For example, the owners wanted the structure’s layout to be square, with no protrusions or voids to impede the positive flow of energy. Inside, they kept things simple and open, with a straightforward floor plan and wide hallways. Interestingly, all the house’s plumbing is routed along the exterior, so that no wastewater passes under the living areas. “It’s a sanitary issue,” says the wife. “If you think about it, you don’t want waste lines from the bathroom crossing your kitchen area.”
All these rules and principles, far from being restrictive, gave Bass clarity when designing the home. “The vocabulary of this house was set very early on,” he says. “It wasn’t difficult to develop the plans for the house, because there was a clear definition of how it had to be. I don’t think that the room locations have changed at all from the original sketch.”
Clockwise from top right: (1) When opened up, the tatami sitting room gives the TV room some sunlight and ventilation. (2) The entire perimeter of the property has been landscaped, to give each room a serene view. (3) A sweeping staircase and a rock garden give the front entrance a dramatic feel. (4) Fine details are everywhere, including the dovetail corners of the eaves.
Photos by Hal Lum
The site, not far from Punahou School, boasts a panoramic view of Honolulu, and the two-story house takes full advantage of it, with pocket doors in both the dining/living room downstairs and the master bedroom upstairs opening up to wide lanai areas.
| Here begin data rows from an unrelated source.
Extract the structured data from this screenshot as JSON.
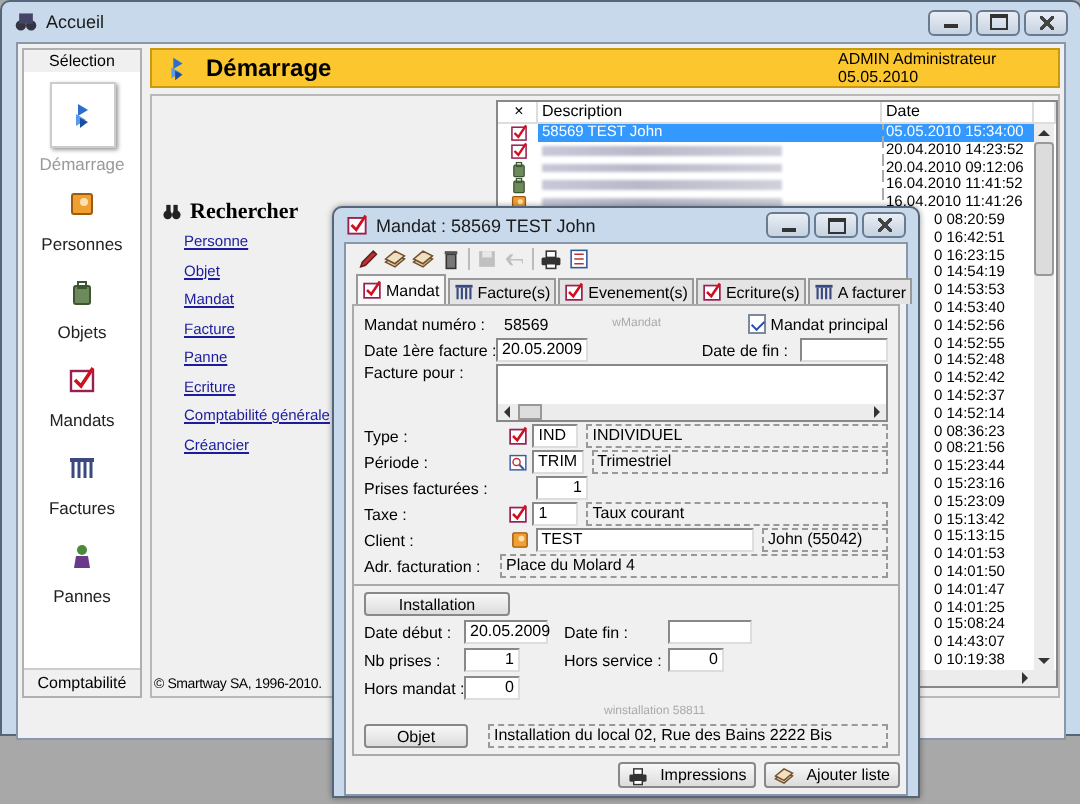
{
  "window": {
    "title": "Accueil"
  },
  "sidebar": {
    "header": "Sélection",
    "items": [
      {
        "label": "Démarrage",
        "kind": "start",
        "selected": true
      },
      {
        "label": "Personnes",
        "kind": "person",
        "selected": false
      },
      {
        "label": "Objets",
        "kind": "object",
        "selected": false
      },
      {
        "label": "Mandats",
        "kind": "mandat",
        "selected": false
      },
      {
        "label": "Factures",
        "kind": "invoice",
        "selected": false
      },
      {
        "label": "Pannes",
        "kind": "breakdown",
        "selected": false
      }
    ],
    "footer": "Comptabilité"
  },
  "header": {
    "title": "Démarrage",
    "user": "ADMIN Administrateur",
    "date": "05.05.2010"
  },
  "search": {
    "title": "Rechercher",
    "links": [
      "Personne",
      "Objet",
      "Mandat",
      "Facture",
      "Panne",
      "Ecriture",
      "Comptabilité générale",
      "Créancier"
    ]
  },
  "copyright": "© Smartway SA, 1996-2010.",
  "recent": {
    "columns": [
      "×",
      "Description",
      "Date"
    ],
    "rows": [
      {
        "kind": "mandat",
        "description": "58569 TEST John",
        "date": "05.05.2010 15:34:00",
        "selected": true,
        "redacted": false,
        "covered": false
      },
      {
        "kind": "mandat",
        "date": "20.04.2010 14:23:52",
        "selected": false,
        "redacted": true,
        "covered": false
      },
      {
        "kind": "object",
        "date": "20.04.2010 09:12:06",
        "selected": false,
        "redacted": true,
        "covered": false
      },
      {
        "kind": "object",
        "date": "16.04.2010 11:41:52",
        "selected": false,
        "redacted": true,
        "covered": false
      },
      {
        "kind": "person",
        "date": "16.04.2010 11:41:26",
        "selected": false,
        "redacted": true,
        "covered": false
      },
      {
        "date": "0 08:20:59",
        "selected": false,
        "covered": true
      },
      {
        "date": "0 16:42:51",
        "selected": false,
        "covered": true
      },
      {
        "date": "0 16:23:15",
        "selected": false,
        "covered": true
      },
      {
        "date": "0 14:54:19",
        "selected": false,
        "covered": true
      },
      {
        "date": "0 14:53:53",
        "selected": false,
        "covered": true
      },
      {
        "date": "0 14:53:40",
        "selected": false,
        "covered": true
      },
      {
        "date": "0 14:52:56",
        "selected": false,
        "covered": true
      },
      {
        "date": "0 14:52:55",
        "selected": false,
        "covered": true
      },
      {
        "date": "0 14:52:48",
        "selected": false,
        "covered": true
      },
      {
        "date": "0 14:52:42",
        "selected": false,
        "covered": true
      },
      {
        "date": "0 14:52:37",
        "selected": false,
        "covered": true
      },
      {
        "date": "0 14:52:14",
        "selected": false,
        "covered": true
      },
      {
        "date": "0 08:36:23",
        "selected": false,
        "covered": true
      },
      {
        "date": "0 08:21:56",
        "selected": false,
        "covered": true
      },
      {
        "date": "0 15:23:44",
        "selected": false,
        "covered": true
      },
      {
        "date": "0 15:23:16",
        "selected": false,
        "covered": true
      },
      {
        "date": "0 15:23:09",
        "selected": false,
        "covered": true
      },
      {
        "date": "0 15:13:42",
        "selected": false,
        "covered": true
      },
      {
        "date": "0 15:13:15",
        "selected": false,
        "covered": true
      },
      {
        "date": "0 14:01:53",
        "selected": false,
        "covered": true
      },
      {
        "date": "0 14:01:50",
        "selected": false,
        "covered": true
      },
      {
        "date": "0 14:01:47",
        "selected": false,
        "covered": true
      },
      {
        "date": "0 14:01:25",
        "selected": false,
        "covered": true
      },
      {
        "date": "0 15:08:24",
        "selected": false,
        "covered": true
      },
      {
        "date": "0 14:43:07",
        "selected": false,
        "covered": true
      },
      {
        "date": "0 10:19:38",
        "selected": false,
        "covered": true
      }
    ]
  },
  "dialog": {
    "title": "Mandat : 58569 TEST John",
    "toolbar": [
      {
        "kind": "pen",
        "disabled": false
      },
      {
        "kind": "books",
        "disabled": false
      },
      {
        "kind": "books",
        "disabled": false
      },
      {
        "kind": "trash",
        "disabled": false
      },
      {
        "kind": "save",
        "disabled": true
      },
      {
        "kind": "undo",
        "disabled": true
      },
      {
        "kind": "printer",
        "disabled": false
      },
      {
        "kind": "sheet",
        "disabled": false
      }
    ],
    "tabs": [
      {
        "label": "Mandat",
        "kind": "mandat",
        "selected": true
      },
      {
        "label": "Facture(s)",
        "kind": "invoice",
        "selected": false
      },
      {
        "label": "Evenement(s)",
        "kind": "mandat",
        "selected": false
      },
      {
        "label": "Ecriture(s)",
        "kind": "mandat",
        "selected": false
      },
      {
        "label": "A facturer",
        "kind": "invoice",
        "selected": false
      }
    ],
    "mandat": {
      "number_label": "Mandat numéro :",
      "number": "58569",
      "tag": "wMandat",
      "principal": {
        "label": "Mandat principal",
        "checked": true
      },
      "first_invoice": {
        "label": "Date 1ère facture :",
        "value": "20.05.2009"
      },
      "end": {
        "label": "Date de fin :"
      },
      "invoice_for": {
        "label": "Facture pour :"
      },
      "rows": [
        {
          "kind": "type",
          "label": "Type :",
          "code": "IND",
          "name": "INDIVIDUEL"
        },
        {
          "kind": "period",
          "label": "Période :",
          "code": "TRIM",
          "name": "Trimestriel"
        },
        {
          "kind": "number",
          "label": "Prises facturées :",
          "value": "1"
        },
        {
          "kind": "tax",
          "label": "Taxe :",
          "code": "1",
          "name": "Taux courant"
        },
        {
          "kind": "client",
          "label": "Client :",
          "code": "TEST",
          "name": "John (55042)"
        },
        {
          "kind": "address",
          "label": "Adr. facturation :",
          "value": "Place du Molard 4"
        }
      ]
    },
    "installation": {
      "button": "Installation",
      "start": {
        "label": "Date début :",
        "value": "20.05.2009"
      },
      "end": {
        "label": "Date fin :"
      },
      "outlets": {
        "label": "Nb prises :",
        "value": "1"
      },
      "out_of_service": {
        "label": "Hors service :",
        "value": "0"
      },
      "out_of_contract": {
        "label": "Hors mandat :",
        "value": "0"
      },
      "tag": "winstallation 58811",
      "object_button": "Objet",
      "object": "Installation du local 02, Rue des Bains 2222 Bis"
    },
    "buttons": [
      {
        "label": "Impressions",
        "kind": "printer"
      },
      {
        "label": "Ajouter liste",
        "kind": "books"
      }
    ]
  }
}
The owners resisted the urge to squeeze in a glut of tiny rooms—two bedrooms and two bathrooms were plenty for their needs—and as a result, each part of the house feels spacious and airy. “Being so open, it definitely has an Island style to it, but I think it’s still Asian in the way it deals with spaces,” Bass says. “The whole indoor/outdoor living thing is tropical, but traditional Japanese architecture has been doing that forever.”